The report showed that, according to the degree and enrollment verification nonprofit National Student Clearinghouse, some 55% of local 2018 graduates enrolled in a two- or four-year institution within 16 months, a tally seven points below the 62% state average.

Riggs noted that the community of Sweet Home “really supports CTE (career technology education) pathways. While the college-bound track is absolutely commendable for those that are interested, many students want to pursue CTE pathways like forestry, construction and welding.”

According to the report, the district was composed of 2,170 students and 123 teachers – 71% of licensed instructors boasted more than three years of experience –during the 2020-21 school year, under former superintendent Tom Yahraes. It included 12 administrators, 62 educational assistants, eight counselors and two psychologists. The report noted that the district had no licensed librarians.

Riggs noted that the latter was a reality in the school buildings, but added that Director of Instructional Technology Colleen Henry, who works in the administration building, has her librarian’s license.

“It is difficult to find (licensed librarians) in the state these days,” Riggs said, adding that Portland State University no longer offers the program.

About 84% of its students and 94% of teachers identified as white. Other classifications included Hispanic/Latino (7% students, 5% teachers), multiracial (7% students, no teachers), American Indian/Alaskan Native (2% students, no teachers and Asian (1% students and teachers). Less than 1% of the student population identified as Black/African-American or Pacific Islander.

Of the student population, 19% were disabled and 15% were considered “mobile,” or homeless. About 94% of students qualified for a free or reduced-price lunch.

The study also broke down data on an individual school-by-school basis within the district.

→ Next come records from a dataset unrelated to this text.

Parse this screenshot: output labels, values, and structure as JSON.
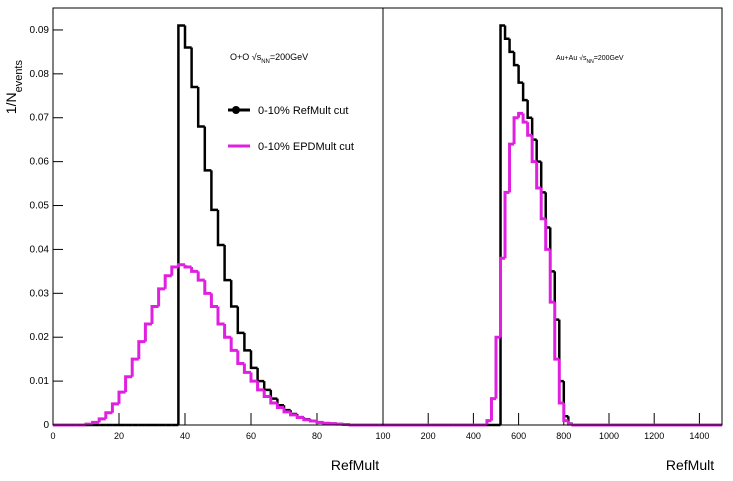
{
  "chart_data": [
    {
      "type": "histogram",
      "ylabel": [
        "1/N",
        "events"
      ],
      "xlabel": "RefMult",
      "annotation": [
        "O+O √s",
        "NN",
        "=200GeV"
      ],
      "xlim": [
        0,
        100
      ],
      "ylim": [
        0,
        0.095
      ],
      "xticks": [
        0,
        20,
        40,
        60,
        80,
        100
      ],
      "yticks": [
        0,
        0.01,
        0.02,
        0.03,
        0.04,
        0.05,
        0.06,
        0.07,
        0.08,
        0.09
      ],
      "bins": [
        0,
        2,
        4,
        6,
        8,
        10,
        12,
        14,
        16,
        18,
        20,
        22,
        24,
        26,
        28,
        30,
        32,
        34,
        36,
        38,
        40,
        42,
        44,
        46,
        48,
        50,
        52,
        54,
        56,
        58,
        60,
        62,
        64,
        66,
        68,
        70,
        72,
        74,
        76,
        78,
        80,
        82,
        84,
        86,
        88,
        90,
        92,
        94,
        96,
        98,
        100
      ],
      "series": [
        {
          "name": "0-10% RefMult cut",
          "color": "#000000",
          "values": [
            0,
            0,
            0,
            0,
            0,
            0,
            0,
            0,
            0,
            0,
            0,
            0,
            0,
            0,
            0,
            0,
            0,
            0,
            0,
            0.091,
            0.086,
            0.077,
            0.068,
            0.058,
            0.049,
            0.041,
            0.033,
            0.027,
            0.021,
            0.017,
            0.013,
            0.01,
            0.008,
            0.006,
            0.0045,
            0.0034,
            0.0025,
            0.0018,
            0.0013,
            0.0009,
            0.0006,
            0.0004,
            0.0003,
            0.0002,
            0.0001,
            0,
            0,
            0,
            0,
            0
          ]
        },
        {
          "name": "0-10% EPDMult cut",
          "color": "#e020e0",
          "values": [
            0,
            0,
            0,
            0,
            0,
            0.0002,
            0.0006,
            0.0014,
            0.0028,
            0.0048,
            0.0075,
            0.011,
            0.015,
            0.019,
            0.023,
            0.027,
            0.031,
            0.034,
            0.036,
            0.0365,
            0.036,
            0.035,
            0.033,
            0.03,
            0.027,
            0.023,
            0.02,
            0.017,
            0.014,
            0.012,
            0.01,
            0.008,
            0.0065,
            0.005,
            0.004,
            0.003,
            0.0023,
            0.0017,
            0.0012,
            0.0009,
            0.0006,
            0.0004,
            0.0003,
            0.0002,
            0.0001,
            0,
            0,
            0,
            0,
            0
          ]
        }
      ]
    },
    {
      "type": "histogram",
      "xlabel": "RefMult",
      "annotation": [
        "Au+Au √s",
        "NN",
        "=200GeV"
      ],
      "xlim": [
        0,
        1500
      ],
      "ylim": [
        0,
        0.095
      ],
      "xticks": [
        200,
        400,
        600,
        800,
        1000,
        1200,
        1400
      ],
      "bins": [
        0,
        20,
        40,
        60,
        80,
        100,
        120,
        140,
        160,
        180,
        200,
        220,
        240,
        260,
        280,
        300,
        320,
        340,
        360,
        380,
        400,
        420,
        440,
        460,
        480,
        500,
        520,
        540,
        560,
        580,
        600,
        620,
        640,
        660,
        680,
        700,
        720,
        740,
        760,
        780,
        800,
        820,
        840,
        860,
        880,
        900,
        920,
        940,
        960,
        980,
        1000,
        1020,
        1040,
        1060,
        1080,
        1100,
        1120,
        1140,
        1160,
        1180,
        1200,
        1220,
        1240,
        1260,
        1280,
        1300,
        1320,
        1340,
        1360,
        1380,
        1400,
        1420,
        1440,
        1460,
        1480,
        1500
      ],
      "series": [
        {
          "color": "#000000",
          "values": [
            0,
            0,
            0,
            0,
            0,
            0,
            0,
            0,
            0,
            0,
            0,
            0,
            0,
            0,
            0,
            0,
            0,
            0,
            0,
            0,
            0,
            0,
            0,
            0,
            0,
            0,
            0.091,
            0.088,
            0.085,
            0.082,
            0.078,
            0.074,
            0.07,
            0.065,
            0.06,
            0.053,
            0.045,
            0.035,
            0.024,
            0.01,
            0.002,
            0.0003,
            0,
            0,
            0,
            0,
            0,
            0,
            0,
            0,
            0,
            0,
            0,
            0,
            0,
            0,
            0,
            0,
            0,
            0,
            0,
            0,
            0,
            0,
            0,
            0,
            0,
            0,
            0,
            0,
            0,
            0,
            0,
            0,
            0
          ]
        },
        {
          "color": "#e020e0",
          "values": [
            0,
            0,
            0,
            0,
            0,
            0,
            0,
            0,
            0,
            0,
            0,
            0,
            0,
            0,
            0,
            0,
            0,
            0,
            0,
            0,
            0,
            0,
            0,
            0.001,
            0.006,
            0.02,
            0.038,
            0.053,
            0.064,
            0.07,
            0.071,
            0.069,
            0.066,
            0.06,
            0.054,
            0.047,
            0.04,
            0.028,
            0.015,
            0.005,
            0.001,
            0.0002,
            0,
            0,
            0,
            0,
            0,
            0,
            0,
            0,
            0,
            0,
            0,
            0,
            0,
            0,
            0,
            0,
            0,
            0,
            0,
            0,
            0,
            0,
            0,
            0,
            0,
            0,
            0,
            0,
            0,
            0,
            0,
            0,
            0
          ]
        }
      ]
    }
  ]
}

Holley Elementary had the highest percentage of licensed teachers with more than three years of experience, at 89%, followed by Oak Heights (88%), the High School (74%), Sweet Home Charter School (71%), Hawthorne (68%), the Junior High (60%) and Foster Elementary (53%).

Hawthorne saw the highest teacher retention rate percentage at 92%, followed by Foster (89%), the High School (85%), Holley (83%), Oak Heights (82%), the Charter School (77%) and the Junior High (75%).

“Retention has gone down everywhere,” Riggs said. “What you’ll see nationally is a high number of districts in need of hiring. The number of people graduating in teaching fields in Oregon does not nearly cover the demand for teachers. So we are starting to look externally to different states.”

She also noted that “nothing is better than growing your own,” citing educational courses the district is looking to bring in to perhaps prepare interested students to some day work for the district, one of the largest employers in Sweet Home.

Even in the face of falling graduation rates, Riggs struck a positive note for the future. “We are working on a rebound plan. We have to rebound through the pandemic.”